The central purpose of most privileges is the promotion of some interest or relationship by endowing it with a supporting secrecy or confidentiality. It is evident that the privilege should terminate when the holder by his own act destroys this confidentiality. McCormick (2d ed.) §§ 83, 93, 103; 8 Wigmore §§ 2242, 2327-2329, 2374, 2389-2390. Rule 510 codifies standard practice in acknowledging that a privilege can be waived. It follows the approach of Rule 231 of the Model Code of Evidence, Rule 37 of the Uniform Rules of Evidence, and section 912 of the California Evidence Code (West). See 2 J. Weinstein & M. Berger, Weinstein's Evidence Paragraph 511[02] (1979).

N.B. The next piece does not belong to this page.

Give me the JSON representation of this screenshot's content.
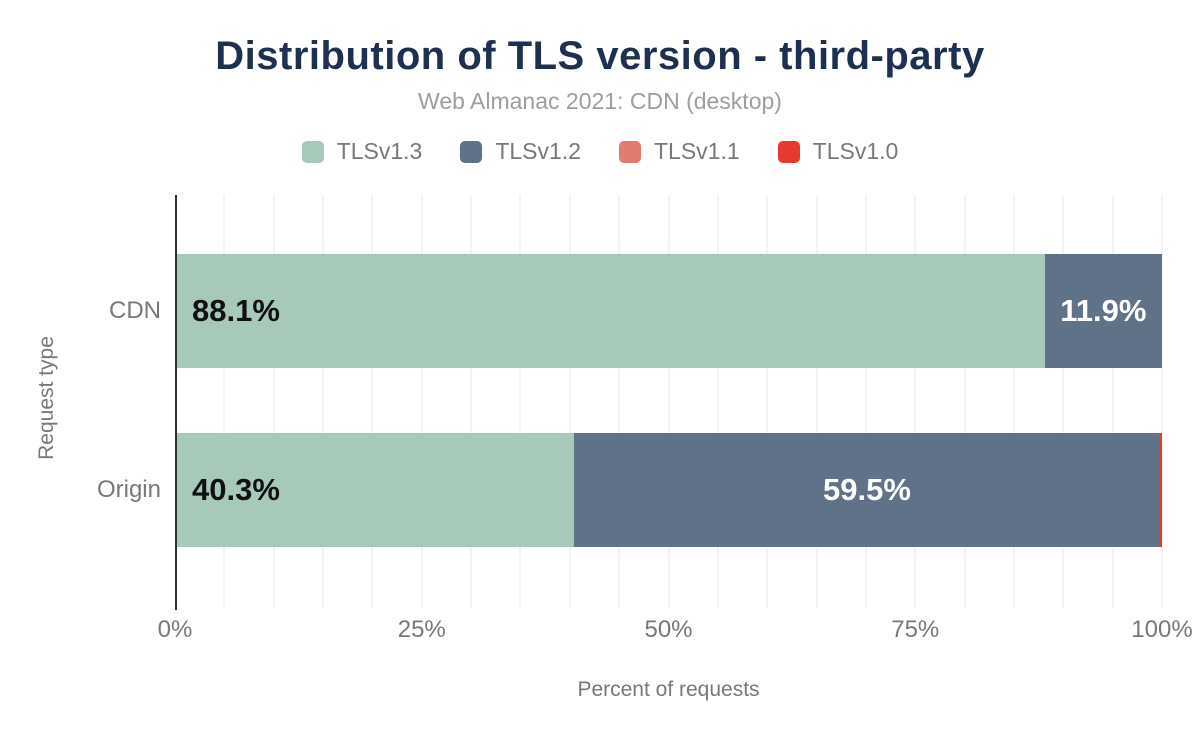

The rule is designed to be read with a view to what it is that the particular privilege protects. For example, the lawyer-client privilege covers only communications, and the fact that a client has discussed a matter with his lawyer does not insulate the client against disclosure of the subject matter discussed, although he is privileged not to disclose the discussion itself. See McCormick (2d ed.) § 93. The waiver here provided for is similarly restricted. Therefore a client, merely by disclosing a subject which he had discussed with his attorney, would not waive the applicable privilege; he would have to make disclosure of the communication itself in order to effect a waiver.
By traditional doctrine, waiver is the intentional relinquishment of a known right. However, in the confidential privilege situations, once confidentiality is destroyed through voluntary disclosure no subsequent claim of privilege can restore it, and knowledge or lack of knowledge of the existence of the privilege appears to be irrelevant. 8 Wigmore § 2327.